We then need to determine what information we need from the invoice. Thanks to the capabilities of ChatGPT, you can use free text questions rather than complex program queries. Let’s try to extract some basic details:

  • Invoice number.
    Find and return the invoice number as integer
    
  • Invoice date in some predefined format.
    Find and return the invoice date in yyyy-MM-dd format
    
  • List of services with prices.
    Find and return the list of services with prices
    
  • Tax amount.
    Calculate the tax amount based on tax rate
    
  • Total amount due.
    Find and return the total amount
    

Feel free to add your own questions if you like.

Finally, provide the extracted invoice text to be parsed:

INVOICE #100
 Aspose        Pty    Ltd
Suite 163, 79 Longueville Road
 Lane Cove, NSW, 2066, Australia
+61 2 8006 6987
October 1, 2023
 BILL TO                                 FOR
Guy Oz | Olson Harris Ltd.              Consultation & design services
78 90th NW Suite 10
Metropolis, UA 78911
(123) 567-8910
 Details                                 AMOUNT
Consultation (1 hour)                   $350.00
Design services (8 hours)               $400.00
                                                                         SUBTOTAL $750.00
                                                                          TAX RATE 8.75%
                                                                               OTHER  $0.00
                                                                                TOTAL $815.63
Make all checks payable to Aspose Pty Ltd
If you have any questions concerning this invoice, use the following contact information:
Sara Steale, (123) 456-7890, create@interestingsite.com

Full query

Parse invoice text and return answers for the following questions:
Find and return the invoice number as integer
Find and return the invoice date in yyyy-MM-dd format
Find and return the list of services with prices
Calculate the tax amount based on tax rate
Find and return the total amount
Invoice text from OCR:
                  INVOICE #100
                   Aspose        Pty    Ltd
                  Suite 163, 79 Longueville Road
                   Lane Cove, NSW, 2066, Australia
                  +61 2 8006 6987
                  October 1, 2023
                   BILL TO                                 FOR
                  Guy Oz | Olson Harris Ltd.              Consultation & design services
                  78 90th NW Suite 10
                  Metropolis, UA 78911
                  (123) 567-8910
                   Details                                 AMOUNT
                  Consultation (1 hour)                   $350.00
                  Design services (8 hours)               $400.00
                                                                                           SUBTOTAL $750.00
                                                                                            TAX RATE 8.75%
                                                                                                 OTHER  $0.00
                                                                                                  TOTAL $815.63
                  Make all checks payable to Aspose Pty Ltd
                  If you have any questions concerning this invoice, use the following contact information:
                  Sara Steale, (123) 456-7890, create@interestingsite.com

Fetching the results

Open the new chat and paste the query to the message field.

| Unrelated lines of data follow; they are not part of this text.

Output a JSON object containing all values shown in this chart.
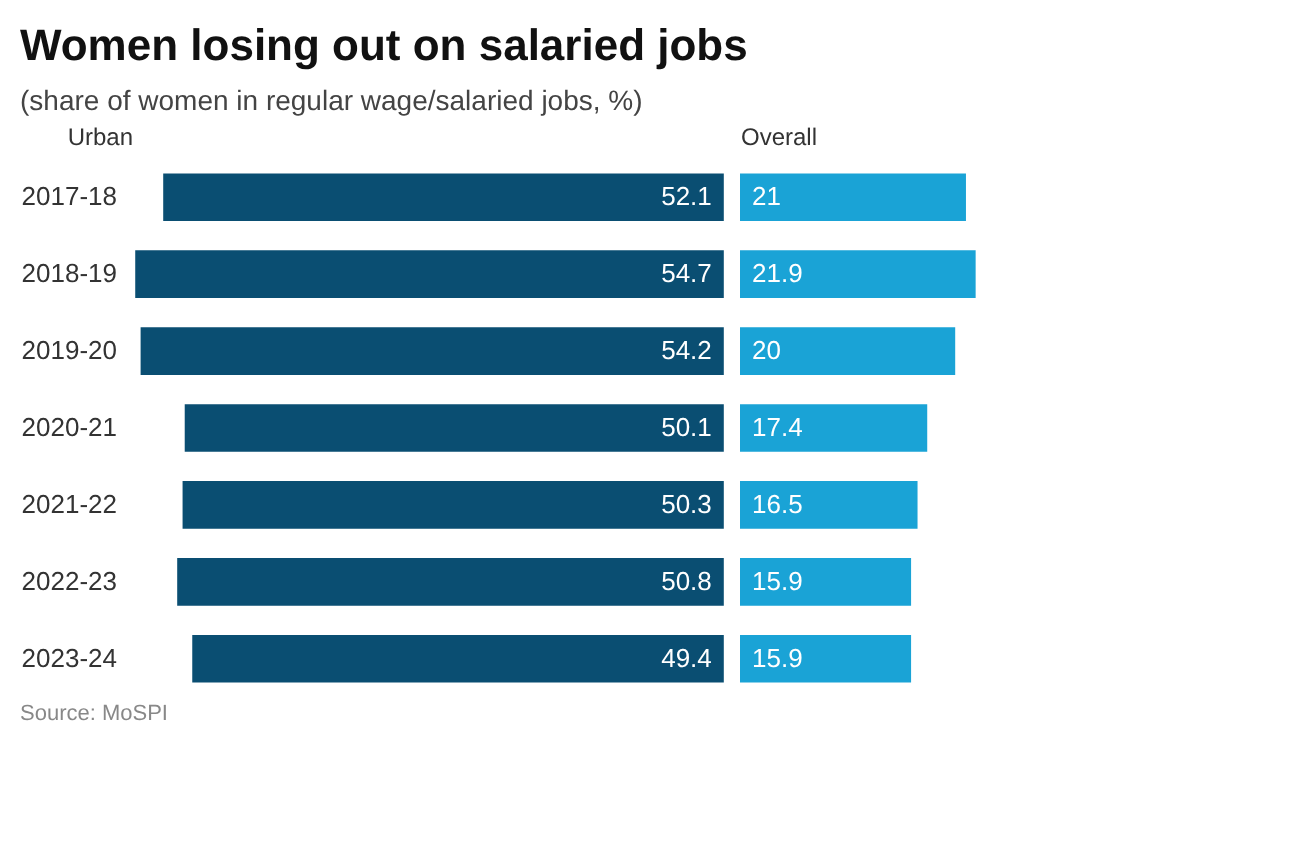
{
  "chart_data": [
    {
      "type": "bar",
      "title": "Women losing out on salaried jobs",
      "subtitle": "(share of women in regular wage/salaried jobs, %)",
      "annotations": [
        "Source: MoSPI"
      ],
      "orientation": "horizontal",
      "xlabel": "Urban",
      "categories": [
        "2017-18",
        "2018-19",
        "2019-20",
        "2020-21",
        "2021-22",
        "2022-23",
        "2023-24"
      ],
      "values": [
        52.1,
        54.7,
        54.2,
        50.1,
        50.3,
        50.8,
        49.4
      ],
      "color": "#0a4e72",
      "xlim": [
        55,
        0
      ],
      "data_labels": true,
      "tick_labels": "y"
    },
    {
      "type": "bar",
      "orientation": "horizontal",
      "xlabel": "Overall",
      "categories": [
        "2017-18",
        "2018-19",
        "2019-20",
        "2020-21",
        "2021-22",
        "2022-23",
        "2023-24"
      ],
      "values": [
        21,
        21.9,
        20,
        17.4,
        16.5,
        15.9,
        15.9
      ],
      "color": "#1aa3d6",
      "xlim": [
        0,
        50
      ],
      "data_labels": true,
      "tick_labels": false
    }
  ]
}
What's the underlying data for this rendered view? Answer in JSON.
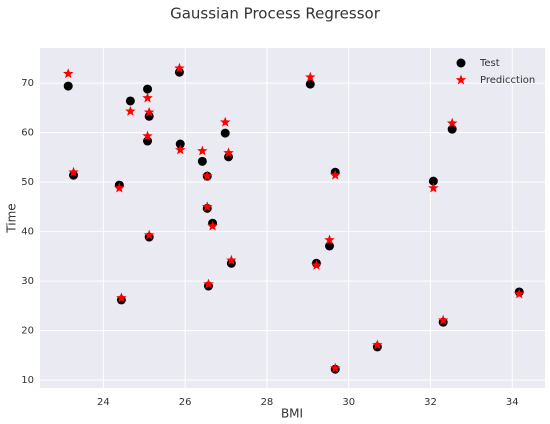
{
  "chart_data": {
    "type": "scatter",
    "title": "Gaussian Process Regressor",
    "x_label": "BMI",
    "y_label": "Time",
    "x": [
      23.14,
      23.27,
      24.39,
      24.44,
      24.66,
      25.08,
      25.08,
      25.12,
      25.12,
      25.86,
      25.88,
      26.42,
      26.54,
      26.54,
      26.57,
      26.67,
      26.98,
      27.06,
      27.13,
      29.06,
      29.21,
      29.53,
      29.67,
      29.67,
      30.7,
      32.07,
      32.31,
      32.53,
      34.17
    ],
    "series": [
      {
        "name": "Test",
        "color": "#000000",
        "marker": "o",
        "values": [
          69.4,
          51.4,
          49.4,
          26.2,
          66.4,
          68.8,
          58.3,
          63.3,
          38.9,
          72.2,
          57.7,
          54.2,
          51.2,
          44.7,
          29.0,
          41.7,
          59.9,
          55.1,
          33.6,
          69.8,
          33.6,
          37.1,
          52.0,
          12.2,
          16.7,
          50.2,
          21.7,
          60.7,
          27.8
        ]
      },
      {
        "name": "Predicction",
        "color": "#ff0000",
        "marker": "*",
        "values": [
          71.9,
          52.0,
          48.8,
          26.6,
          64.3,
          67.0,
          59.3,
          64.1,
          39.3,
          73.0,
          56.5,
          56.3,
          51.2,
          45.0,
          29.4,
          41.1,
          62.1,
          55.9,
          34.2,
          71.2,
          33.2,
          38.3,
          51.4,
          12.4,
          17.1,
          48.8,
          22.1,
          61.9,
          27.4
        ]
      }
    ],
    "xlim": [
      22.45,
      34.8
    ],
    "ylim": [
      8.4,
      77.1
    ],
    "xticks": [
      24,
      26,
      28,
      30,
      32,
      34
    ],
    "yticks": [
      10,
      20,
      30,
      40,
      50,
      60,
      70
    ],
    "grid": true,
    "legend": "upper right"
  }
}
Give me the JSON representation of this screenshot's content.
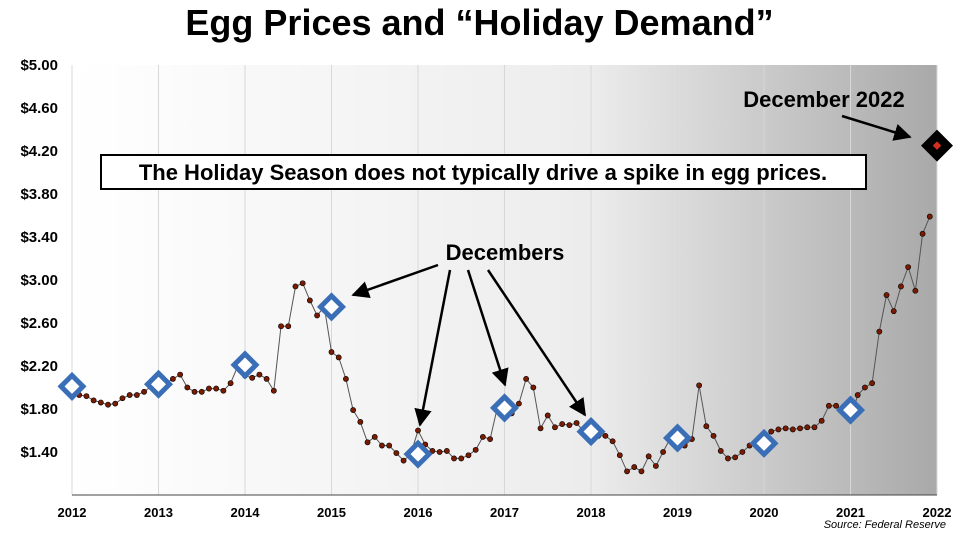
{
  "chart_data": {
    "type": "line",
    "title": "Egg Prices and “Holiday Demand”",
    "xlabel": "",
    "ylabel": "",
    "xlim": [
      2012,
      2022
    ],
    "ylim": [
      1.0,
      5.0
    ],
    "grid": "vertical",
    "x_ticks": [
      "2012",
      "2013",
      "2014",
      "2015",
      "2016",
      "2017",
      "2018",
      "2019",
      "2020",
      "2021",
      "2022"
    ],
    "y_ticks": [
      "$5.00",
      "$4.60",
      "$4.20",
      "$3.80",
      "$3.40",
      "$3.00",
      "$2.60",
      "$2.20",
      "$1.80",
      "$1.40"
    ],
    "y_tick_values": [
      5.0,
      4.6,
      4.2,
      3.8,
      3.4,
      3.0,
      2.6,
      2.2,
      1.8,
      1.4
    ],
    "colors": {
      "line": "#555555",
      "point": "#7a1a00",
      "december_marker": "#3a6fb8",
      "highlight_marker": "#000000",
      "highlight_center": "#d03020"
    },
    "series": [
      {
        "x": [
          "2012-01",
          "2012-02",
          "2012-03",
          "2012-04",
          "2012-05",
          "2012-06",
          "2012-07",
          "2012-08",
          "2012-09",
          "2012-10",
          "2012-11",
          "2012-12",
          "2013-01",
          "2013-02",
          "2013-03",
          "2013-04",
          "2013-05",
          "2013-06",
          "2013-07",
          "2013-08",
          "2013-09",
          "2013-10",
          "2013-11",
          "2013-12",
          "2014-01",
          "2014-02",
          "2014-03",
          "2014-04",
          "2014-05",
          "2014-06",
          "2014-07",
          "2014-08",
          "2014-09",
          "2014-10",
          "2014-11",
          "2014-12",
          "2015-01",
          "2015-02",
          "2015-03",
          "2015-04",
          "2015-05",
          "2015-06",
          "2015-07",
          "2015-08",
          "2015-09",
          "2015-10",
          "2015-11",
          "2015-12",
          "2016-01",
          "2016-02",
          "2016-03",
          "2016-04",
          "2016-05",
          "2016-06",
          "2016-07",
          "2016-08",
          "2016-09",
          "2016-10",
          "2016-11",
          "2016-12",
          "2017-01",
          "2017-02",
          "2017-03",
          "2017-04",
          "2017-05",
          "2017-06",
          "2017-07",
          "2017-08",
          "2017-09",
          "2017-10",
          "2017-11",
          "2017-12",
          "2018-01",
          "2018-02",
          "2018-03",
          "2018-04",
          "2018-05",
          "2018-06",
          "2018-07",
          "2018-08",
          "2018-09",
          "2018-10",
          "2018-11",
          "2018-12",
          "2019-01",
          "2019-02",
          "2019-03",
          "2019-04",
          "2019-05",
          "2019-06",
          "2019-07",
          "2019-08",
          "2019-09",
          "2019-10",
          "2019-11",
          "2019-12",
          "2020-01",
          "2020-02",
          "2020-03",
          "2020-04",
          "2020-05",
          "2020-06",
          "2020-07",
          "2020-08",
          "2020-09",
          "2020-10",
          "2020-11",
          "2020-12",
          "2021-01",
          "2021-02",
          "2021-03",
          "2021-04",
          "2021-05",
          "2021-06",
          "2021-07",
          "2021-08",
          "2021-09",
          "2021-10",
          "2021-11",
          "2021-12"
        ],
        "values": [
          1.96,
          1.93,
          1.92,
          1.88,
          1.86,
          1.84,
          1.85,
          1.9,
          1.93,
          1.93,
          1.96,
          2.01,
          2.01,
          2.04,
          2.08,
          2.12,
          2.0,
          1.96,
          1.96,
          1.99,
          1.99,
          1.97,
          2.04,
          2.2,
          2.11,
          2.09,
          2.12,
          2.08,
          1.97,
          2.57,
          2.57,
          2.94,
          2.97,
          2.81,
          2.67,
          2.75,
          2.33,
          2.28,
          2.08,
          1.79,
          1.68,
          1.49,
          1.54,
          1.46,
          1.46,
          1.39,
          1.32,
          1.38,
          1.6,
          1.47,
          1.41,
          1.4,
          1.41,
          1.34,
          1.34,
          1.37,
          1.42,
          1.54,
          1.52,
          1.81,
          1.76,
          1.76,
          1.85,
          2.08,
          2.0,
          1.62,
          1.74,
          1.63,
          1.66,
          1.65,
          1.67,
          1.59,
          1.58,
          1.55,
          1.55,
          1.5,
          1.37,
          1.22,
          1.26,
          1.22,
          1.36,
          1.27,
          1.4,
          1.53,
          1.45,
          1.46,
          1.52,
          2.02,
          1.64,
          1.55,
          1.41,
          1.34,
          1.35,
          1.4,
          1.46,
          1.47,
          1.51,
          1.59,
          1.61,
          1.62,
          1.61,
          1.62,
          1.63,
          1.63,
          1.69,
          1.83,
          1.83,
          1.79,
          1.7,
          1.93,
          2.0,
          2.04,
          2.52,
          2.86,
          2.71,
          2.94,
          3.12,
          2.9,
          3.43,
          3.59
        ]
      }
    ],
    "december_points": [
      {
        "x": "2012-01",
        "y": 2.01
      },
      {
        "x": "2013-01",
        "y": 2.03
      },
      {
        "x": "2014-01",
        "y": 2.21
      },
      {
        "x": "2015-01",
        "y": 2.75
      },
      {
        "x": "2016-01",
        "y": 1.38
      },
      {
        "x": "2017-01",
        "y": 1.81
      },
      {
        "x": "2018-01",
        "y": 1.59
      },
      {
        "x": "2019-01",
        "y": 1.53
      },
      {
        "x": "2020-01",
        "y": 1.48
      },
      {
        "x": "2021-01",
        "y": 1.79
      }
    ],
    "highlight_point": {
      "x": "2022-01",
      "y": 4.25
    },
    "annotations": {
      "headline": "The Holiday Season does not typically drive a spike in egg prices.",
      "december_2022": "December 2022",
      "decembers": "Decembers",
      "source": "Source: Federal Reserve"
    }
  }
}
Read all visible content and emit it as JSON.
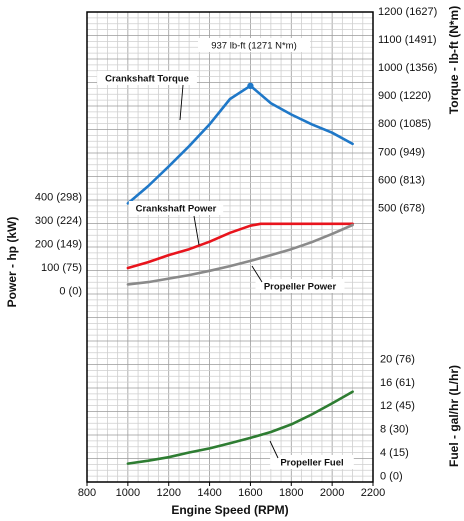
{
  "chart_data": {
    "type": "line",
    "x_axis": {
      "label": "Engine Speed (RPM)",
      "range": [
        800,
        2200
      ],
      "ticks": [
        "800",
        "1000",
        "1200",
        "1400",
        "1600",
        "1800",
        "2000",
        "2200"
      ]
    },
    "torque_axis": {
      "label": "Torque - lb-ft (N*m)",
      "range": [
        500,
        1200
      ],
      "ticks": [
        "500 (678)",
        "600 (813)",
        "700 (949)",
        "800 (1085)",
        "900 (1220)",
        "1000 (1356)",
        "1100 (1491)",
        "1200 (1627)"
      ]
    },
    "power_axis": {
      "label": "Power - hp (kW)",
      "range": [
        0,
        400
      ],
      "ticks": [
        "0 (0)",
        "100 (75)",
        "200 (149)",
        "300 (224)",
        "400 (298)"
      ]
    },
    "fuel_axis": {
      "label": "Fuel - gal/hr (L/hr)",
      "range": [
        0,
        20
      ],
      "ticks": [
        "0 (0)",
        "4 (15)",
        "8 (30)",
        "12 (45)",
        "16 (61)",
        "20 (76)"
      ]
    },
    "series": [
      {
        "name": "Crankshaft Torque",
        "axis": "torque",
        "color": "#1f78c8",
        "x": [
          1000,
          1100,
          1200,
          1300,
          1400,
          1500,
          1600,
          1700,
          1800,
          1900,
          2000,
          2100
        ],
        "values": [
          518,
          580,
          650,
          722,
          800,
          890,
          937,
          875,
          835,
          800,
          770,
          730
        ]
      },
      {
        "name": "Crankshaft Power",
        "axis": "power",
        "color": "#e8141c",
        "x": [
          1000,
          1100,
          1200,
          1300,
          1400,
          1500,
          1600,
          1650,
          1700,
          1800,
          1900,
          2000,
          2100
        ],
        "values": [
          100,
          125,
          155,
          180,
          212,
          250,
          280,
          288,
          288,
          288,
          288,
          288,
          288
        ]
      },
      {
        "name": "Propeller Power",
        "axis": "power",
        "color": "#8a8a8a",
        "x": [
          1000,
          1100,
          1200,
          1300,
          1400,
          1500,
          1600,
          1700,
          1800,
          1900,
          2000,
          2100
        ],
        "values": [
          30,
          40,
          55,
          70,
          88,
          108,
          130,
          155,
          180,
          210,
          245,
          283
        ]
      },
      {
        "name": "Propeller Fuel",
        "axis": "fuel",
        "color": "#2e7d32",
        "x": [
          1000,
          1100,
          1200,
          1300,
          1400,
          1500,
          1600,
          1700,
          1800,
          1900,
          2000,
          2100
        ],
        "values": [
          2.2,
          2.7,
          3.3,
          4.1,
          4.8,
          5.7,
          6.6,
          7.6,
          8.9,
          10.6,
          12.5,
          14.5
        ]
      }
    ],
    "peak_marker": {
      "series": "Crankshaft Torque",
      "x": 1600,
      "y": 937,
      "label": "937 lb-ft (1271 N*m)"
    },
    "annotations": [
      "Crankshaft Torque",
      "Crankshaft Power",
      "Propeller Power",
      "Propeller Fuel"
    ],
    "grid": true,
    "legend": "none (inline labels)"
  }
}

You will get the following result:

Here are the answers to your questions based on the provided invoice text:

1. Invoice Number (as an integer): 100
2. Invoice Date (in yyyy-MM-dd format): 2023-10-01
3. List of Services with Prices:
   - Consultation (1 hour): $350.00
   - Design services (8 hours): $400.00
4. Tax Calculation (based on a tax rate of 8.75%):
   - Tax Amount: $65.63 (8.75% of $750.00)
5. Total Amount: $815.63

If you have any more questions or need further assistance, please let me know!